Department of Genetics, Perelman School of Medicine, University of Pennsylvania, Philadelphia, Pennsylvania, United States of America.
PLoS Genet. 2013 May;9(5):e1003484. doi: 10.1371/journal.pgen.1003484. Epub 2013 May 9.
Understanding the core set of genes that are necessary for basic developmental functions is one of the central goals in biology. Studies in model organisms identified a significant fraction of essential genes through the analysis of null-mutations that lead to lethality. Recent large-scale next-generation sequencing efforts have provided unprecedented data on genetic variation in human. However, evolutionary and genomic characteristics of human essential genes have never been directly studied on a genome-wide scale. Here we use detailed phenotypic resources available for the mouse and deep genomics sequencing data from human populations to characterize patterns of genetic variation and mutational burden in a set of 2,472 human orthologs of known essential genes in the mouse. Consistent with the action of strong, purifying selection, these genes exhibit comparatively reduced levels of sequence variation, skew in allele frequency towards more rare, and exhibit increased conservation across the primate and rodent lineages relative to the remainder of genes in the genome. In individual genomes we observed ~12 rare mutations within essential genes predicted to be damaging. Consistent with the hypothesis that mutations in essential genes are risk factors for neurodevelopmental disease, we show that de novo variants in patients with Autism Spectrum Disorder are more likely to occur in this collection of genes. While incomplete, our set of human orthologs shows characteristics fully consistent with essential function in human and thus provides a resource to inform and facilitate interpretation of sequence data in studies of human disease.

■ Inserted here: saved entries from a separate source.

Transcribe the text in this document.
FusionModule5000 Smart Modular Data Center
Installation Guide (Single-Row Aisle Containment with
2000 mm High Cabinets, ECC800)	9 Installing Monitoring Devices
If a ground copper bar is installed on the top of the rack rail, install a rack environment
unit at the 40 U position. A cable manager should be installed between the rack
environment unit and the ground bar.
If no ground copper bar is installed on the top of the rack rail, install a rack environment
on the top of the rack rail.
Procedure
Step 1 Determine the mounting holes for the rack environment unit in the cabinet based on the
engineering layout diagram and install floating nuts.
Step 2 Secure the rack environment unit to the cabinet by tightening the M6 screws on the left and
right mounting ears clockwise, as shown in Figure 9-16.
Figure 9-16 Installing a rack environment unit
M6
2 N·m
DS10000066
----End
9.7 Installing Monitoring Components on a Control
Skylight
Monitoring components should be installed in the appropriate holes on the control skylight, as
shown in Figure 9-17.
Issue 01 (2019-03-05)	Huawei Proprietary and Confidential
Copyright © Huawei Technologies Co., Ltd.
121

理解对于基本发育功能所必需的核心基因集是生物学的中心目标之一。通过对导致致死的无效突变的分析,在模式生物中的研究确定了相当一部分必需基因。最近的大规模下一代测序工作为人类的遗传变异提供了前所未有的数据。然而,人类必需基因的进化和基因组特征从未在全基因组范围内直接进行过研究。在这里,我们使用可用于小鼠的详细表型资源和来自人类群体的深度基因组测序数据,来描述在一组 2472 个人类与已知在小鼠中必需的基因的直系同源物中的遗传变异和突变负担的模式。与强烈的纯化选择作用一致,这些基因表现出相对较低的序列变异水平,等位基因频率偏向于更罕见的等位基因,并且与基因组中其余基因相比,在灵长类动物和啮齿类动物谱系中具有更高的保守性。在个体基因组中,我们观察到大约 12 个在预测为有害的必需基因中发生的罕见突变。与必需基因中的突变是神经发育疾病风险因素的假设一致,我们表明自闭症谱系障碍患者中的新生变异更可能发生在这组基因中。虽然不完整,但我们的人类直系同源物集完全符合人类必需功能的特征,因此为研究人类疾病中的序列数据提供了信息和便利解释的资源。